The ongoing Tesla Inc. (NASDAQ: TSLA) saga keeps offering new twists and turns for both the company and its shareholders. The good news is that founding CEO Elon Musk has settled with the U.S. Securities and Exchange Commission (SEC) and will step down as chairman, and the company and Musk are each going to pay a $20 million civil penalty.
Musk will remain CEO, and the settlement set a period of three years before the board will be able to reappoint him as chair, if it is approved by a majority vote of stockholders at that time. That would put a timeframe of late-2021 before he could again be board chair of the company he founded.
What will matter looking forward is that Musk’s settlement note also includes a new investment on his part and also outlines some issues that may be designed at curtailing or policing his use of Twitter and other social media and media events.
The SEC filing that disclosed the terms of the settlement also noted at the end that Musk will spend the same amount of money in the settlement to buy even more common shares of Tesla:
Separate and apart from the settlement, Elon has notified Tesla that he intends to purchase from Tesla, and Tesla expects that it will issue and sell to Elon, $20 million of Tesla’s common stock during the next open trading window at the then-current market price.
And Musk’s erratic tweets, even above and beyond taunting the SEC and the “funding secured” tweet, may start to come under more control. The SEC filing said the settlement also included hiring or assigning an experienced securities lawyer regarding communications and other critical issues:
Further enhance controls with respect to Elon’s public communications regarding Tesla and to pre-approve any such written communications that contain, or reasonably could contain, information material to Tesla or its stockholders… Employ or designate from among its existing personnel an experienced securities lawyer, subject to approval by the Staff, to advise on securities issues relating to Tesla and to ensure compliance with Tesla’s disclosure policy and controls, including by reviewing management’s public communications in a manner that is consistent with such policy and controls.
The importance of the terms of the settlement matter on the investment or on the curtailing of his media and social media behavior may vary from shareholder to shareholder.
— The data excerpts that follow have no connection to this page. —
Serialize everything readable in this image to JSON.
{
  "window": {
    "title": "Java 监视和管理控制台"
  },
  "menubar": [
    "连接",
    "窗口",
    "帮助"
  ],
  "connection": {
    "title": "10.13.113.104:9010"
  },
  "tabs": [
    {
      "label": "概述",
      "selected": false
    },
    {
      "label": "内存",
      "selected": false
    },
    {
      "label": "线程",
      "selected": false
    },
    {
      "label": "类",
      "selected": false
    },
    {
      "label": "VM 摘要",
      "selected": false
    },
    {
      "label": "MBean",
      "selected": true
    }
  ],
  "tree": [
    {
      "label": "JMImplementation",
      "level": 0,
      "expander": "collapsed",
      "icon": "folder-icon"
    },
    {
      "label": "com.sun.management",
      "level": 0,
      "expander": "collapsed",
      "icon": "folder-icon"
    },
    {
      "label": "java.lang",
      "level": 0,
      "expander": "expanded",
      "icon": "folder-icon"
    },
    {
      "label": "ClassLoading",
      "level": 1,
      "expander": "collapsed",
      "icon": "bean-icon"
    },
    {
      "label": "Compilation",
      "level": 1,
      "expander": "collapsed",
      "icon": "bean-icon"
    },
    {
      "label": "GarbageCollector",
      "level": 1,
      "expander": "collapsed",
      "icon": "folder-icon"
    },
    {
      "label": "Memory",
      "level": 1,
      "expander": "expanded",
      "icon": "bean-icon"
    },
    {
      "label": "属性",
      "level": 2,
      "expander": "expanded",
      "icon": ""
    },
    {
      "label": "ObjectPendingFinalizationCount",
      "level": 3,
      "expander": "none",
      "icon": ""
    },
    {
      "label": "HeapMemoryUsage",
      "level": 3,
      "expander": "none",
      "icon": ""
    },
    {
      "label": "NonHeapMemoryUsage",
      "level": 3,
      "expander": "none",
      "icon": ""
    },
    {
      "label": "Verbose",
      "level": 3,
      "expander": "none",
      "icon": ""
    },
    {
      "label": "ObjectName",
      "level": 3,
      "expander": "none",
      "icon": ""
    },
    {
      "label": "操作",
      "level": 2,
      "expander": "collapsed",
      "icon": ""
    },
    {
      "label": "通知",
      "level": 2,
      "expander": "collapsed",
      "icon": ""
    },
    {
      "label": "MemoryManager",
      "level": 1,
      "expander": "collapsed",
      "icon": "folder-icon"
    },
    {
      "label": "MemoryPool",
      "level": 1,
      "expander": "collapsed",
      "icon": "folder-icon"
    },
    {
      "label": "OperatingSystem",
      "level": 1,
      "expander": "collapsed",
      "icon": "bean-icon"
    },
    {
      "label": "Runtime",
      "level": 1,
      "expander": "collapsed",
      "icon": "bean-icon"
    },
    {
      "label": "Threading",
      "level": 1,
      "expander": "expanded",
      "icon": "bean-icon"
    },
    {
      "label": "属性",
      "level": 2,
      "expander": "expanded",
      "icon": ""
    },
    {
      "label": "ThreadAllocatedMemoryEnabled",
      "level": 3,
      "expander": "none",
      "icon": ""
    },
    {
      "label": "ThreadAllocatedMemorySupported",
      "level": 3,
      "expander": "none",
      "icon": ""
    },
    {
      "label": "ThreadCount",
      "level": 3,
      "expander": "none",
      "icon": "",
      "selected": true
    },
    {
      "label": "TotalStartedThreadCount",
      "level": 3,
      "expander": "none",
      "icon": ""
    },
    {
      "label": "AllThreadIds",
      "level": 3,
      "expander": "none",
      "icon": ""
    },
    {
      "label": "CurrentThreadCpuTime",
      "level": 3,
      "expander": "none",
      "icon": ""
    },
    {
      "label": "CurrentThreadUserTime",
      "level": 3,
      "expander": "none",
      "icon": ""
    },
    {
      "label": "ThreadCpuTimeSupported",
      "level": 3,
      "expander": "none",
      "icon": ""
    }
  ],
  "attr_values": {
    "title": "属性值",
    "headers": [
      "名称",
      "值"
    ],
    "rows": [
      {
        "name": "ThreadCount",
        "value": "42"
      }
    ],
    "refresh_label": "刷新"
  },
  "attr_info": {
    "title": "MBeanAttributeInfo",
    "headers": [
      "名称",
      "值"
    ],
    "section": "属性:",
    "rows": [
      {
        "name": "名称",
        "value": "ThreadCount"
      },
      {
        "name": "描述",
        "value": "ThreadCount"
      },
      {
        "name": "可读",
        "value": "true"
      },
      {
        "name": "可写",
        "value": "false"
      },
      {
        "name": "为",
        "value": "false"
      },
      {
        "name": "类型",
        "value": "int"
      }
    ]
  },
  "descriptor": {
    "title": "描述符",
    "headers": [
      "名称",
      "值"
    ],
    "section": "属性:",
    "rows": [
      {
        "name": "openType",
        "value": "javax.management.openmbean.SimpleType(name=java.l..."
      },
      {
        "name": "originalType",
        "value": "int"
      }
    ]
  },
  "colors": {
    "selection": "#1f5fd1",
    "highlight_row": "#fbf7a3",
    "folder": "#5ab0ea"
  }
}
It’s important to keep in mind that Musk had reportedly purchased another $24.9 million stake (some 72,500 shares) back in June of this year, and earlier in 2018 he spent another $10 million buying shares.
And as far as what a $20 million purchase means in the grand scheme of things, Musk already owned about 19% of the outstanding shares of Tesla.
Musk hates the short sellers in Tesla. After all, “How dare they bet against the changing world and the Musk vision?” is how he has communicated against short sellers. The most recent short interest data, as of September 28, showed that some 33.63 million Tesla shares were held short — which would take 3.25 days to cover and is more than 26% of the outstanding shares. That said, short sellers have a larger bet against the success of Tesla than Musk has betting on its future.
Tesla shares have been quite volatile of late, and Wednesday’s early trading showed the stock looking for direction, above and below Tuesday’s closing price of $276.59. Tesla has a 52-week trading range of $277.37, and its consensus target price of $314.52 is derived from the mean of analyst target prices as low as $190 and as high as $500.